Taiwan Semiconductor Manufacturing Co Ltd (TSMC) has reportedly started the construction of a second chip factory in southwestern Japan with an estimated investment of $7.4 billion (1 trillion yen).
Japan’s Nikkan Kogyo newspaper reported the news first.
At its last quarterly earnings call in January, TSMC CEO, CC Wei announced that the company was considering building a second plant in Japan. The company did not elaborate on the statement.
Wei had then said that another Japan operation would be under consideration as long as “demand from customers and the level of government support makes sense.” He had reiterated the comments at other news conferences as well.
TSMC is already constructing its first foundry in Japan in Kumamoto Prefecture, on Kyushu island. The foundry will begin the production of 12 and 16-nanometre semiconductors next year.
TSMC’s project is a joint venture with Sony worth $8.6 billion (1.1 trillion yen).
While chip manufacturers around the world are scaling back on capital expenditure amid a global economic slowdown, chip-making equipment manufacturers in Japan have remained largely bullish and continue to build factories and bolster investment in the sector.

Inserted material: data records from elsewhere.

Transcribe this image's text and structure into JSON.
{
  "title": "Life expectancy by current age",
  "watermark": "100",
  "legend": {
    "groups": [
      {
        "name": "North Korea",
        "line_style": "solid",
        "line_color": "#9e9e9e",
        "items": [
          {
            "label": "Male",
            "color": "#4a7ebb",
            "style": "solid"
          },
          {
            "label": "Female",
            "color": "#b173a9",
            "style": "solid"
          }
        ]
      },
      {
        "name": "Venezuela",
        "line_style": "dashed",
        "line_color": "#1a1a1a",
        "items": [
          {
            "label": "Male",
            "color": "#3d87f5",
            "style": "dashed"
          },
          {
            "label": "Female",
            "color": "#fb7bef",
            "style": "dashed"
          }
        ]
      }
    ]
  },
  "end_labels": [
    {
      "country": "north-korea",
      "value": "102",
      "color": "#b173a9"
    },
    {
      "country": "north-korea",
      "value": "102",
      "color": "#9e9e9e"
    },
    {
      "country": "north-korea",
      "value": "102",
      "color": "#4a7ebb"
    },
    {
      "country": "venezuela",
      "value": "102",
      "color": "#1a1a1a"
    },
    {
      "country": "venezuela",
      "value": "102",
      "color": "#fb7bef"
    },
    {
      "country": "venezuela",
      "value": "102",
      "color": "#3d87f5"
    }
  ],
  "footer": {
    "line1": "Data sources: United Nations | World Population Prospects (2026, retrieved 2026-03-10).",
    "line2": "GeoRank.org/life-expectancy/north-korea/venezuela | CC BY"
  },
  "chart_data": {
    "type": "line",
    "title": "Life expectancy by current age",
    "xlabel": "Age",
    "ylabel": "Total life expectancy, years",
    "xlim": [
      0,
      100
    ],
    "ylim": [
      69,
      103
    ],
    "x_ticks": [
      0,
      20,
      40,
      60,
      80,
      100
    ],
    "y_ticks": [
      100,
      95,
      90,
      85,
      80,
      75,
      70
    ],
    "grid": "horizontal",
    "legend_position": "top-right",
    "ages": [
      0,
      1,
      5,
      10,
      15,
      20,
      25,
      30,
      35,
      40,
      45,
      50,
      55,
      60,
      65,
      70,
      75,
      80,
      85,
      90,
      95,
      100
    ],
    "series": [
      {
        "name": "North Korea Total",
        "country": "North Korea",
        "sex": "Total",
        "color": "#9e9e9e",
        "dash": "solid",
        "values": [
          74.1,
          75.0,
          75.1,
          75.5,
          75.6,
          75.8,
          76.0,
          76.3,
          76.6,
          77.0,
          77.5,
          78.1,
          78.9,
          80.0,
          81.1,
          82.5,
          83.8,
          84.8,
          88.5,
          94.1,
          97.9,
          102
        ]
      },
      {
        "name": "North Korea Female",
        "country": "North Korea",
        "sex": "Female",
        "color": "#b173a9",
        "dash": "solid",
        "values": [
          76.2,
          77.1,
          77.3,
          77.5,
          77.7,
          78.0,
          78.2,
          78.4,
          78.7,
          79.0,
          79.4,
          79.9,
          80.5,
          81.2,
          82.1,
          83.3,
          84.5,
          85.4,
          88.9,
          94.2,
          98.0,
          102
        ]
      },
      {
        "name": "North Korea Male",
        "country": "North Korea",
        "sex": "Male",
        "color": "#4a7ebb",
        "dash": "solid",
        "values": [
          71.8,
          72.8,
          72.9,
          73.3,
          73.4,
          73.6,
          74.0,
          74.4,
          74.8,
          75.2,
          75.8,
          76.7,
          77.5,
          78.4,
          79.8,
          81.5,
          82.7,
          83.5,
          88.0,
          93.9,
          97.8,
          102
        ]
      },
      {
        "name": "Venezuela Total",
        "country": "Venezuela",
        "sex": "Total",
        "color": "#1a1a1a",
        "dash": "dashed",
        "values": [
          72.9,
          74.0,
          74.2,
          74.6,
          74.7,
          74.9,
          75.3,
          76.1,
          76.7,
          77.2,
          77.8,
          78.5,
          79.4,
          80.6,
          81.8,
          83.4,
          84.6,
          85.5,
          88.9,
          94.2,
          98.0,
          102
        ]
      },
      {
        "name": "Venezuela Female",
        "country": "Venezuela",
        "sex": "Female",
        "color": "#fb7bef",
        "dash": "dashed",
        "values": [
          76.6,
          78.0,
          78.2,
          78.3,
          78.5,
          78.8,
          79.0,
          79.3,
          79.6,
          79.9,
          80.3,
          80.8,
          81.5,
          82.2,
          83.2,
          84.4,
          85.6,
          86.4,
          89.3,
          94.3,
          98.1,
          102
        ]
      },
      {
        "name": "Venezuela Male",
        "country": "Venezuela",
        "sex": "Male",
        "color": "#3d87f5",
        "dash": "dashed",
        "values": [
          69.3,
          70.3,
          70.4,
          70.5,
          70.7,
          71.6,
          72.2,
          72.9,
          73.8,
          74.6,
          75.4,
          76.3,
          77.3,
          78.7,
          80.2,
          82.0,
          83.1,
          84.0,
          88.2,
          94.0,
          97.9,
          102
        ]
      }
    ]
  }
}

Last year Kyocera, a Kyoto-headquartered electronics manufacturer, announced that they will expand investment in semiconductor-related production, while V Technology, which designs machinery for the chip industry, opened a new factory and research centre in Yokosuka, Kanagawa Prefecture.
The Japanese central government is actively encouraging its domestic semiconductor companies to expand overseas. In November 2021, officials announced an aim to increase their annual semiconductor revenue to more than $114 billion (13 trillion yen) by 2030.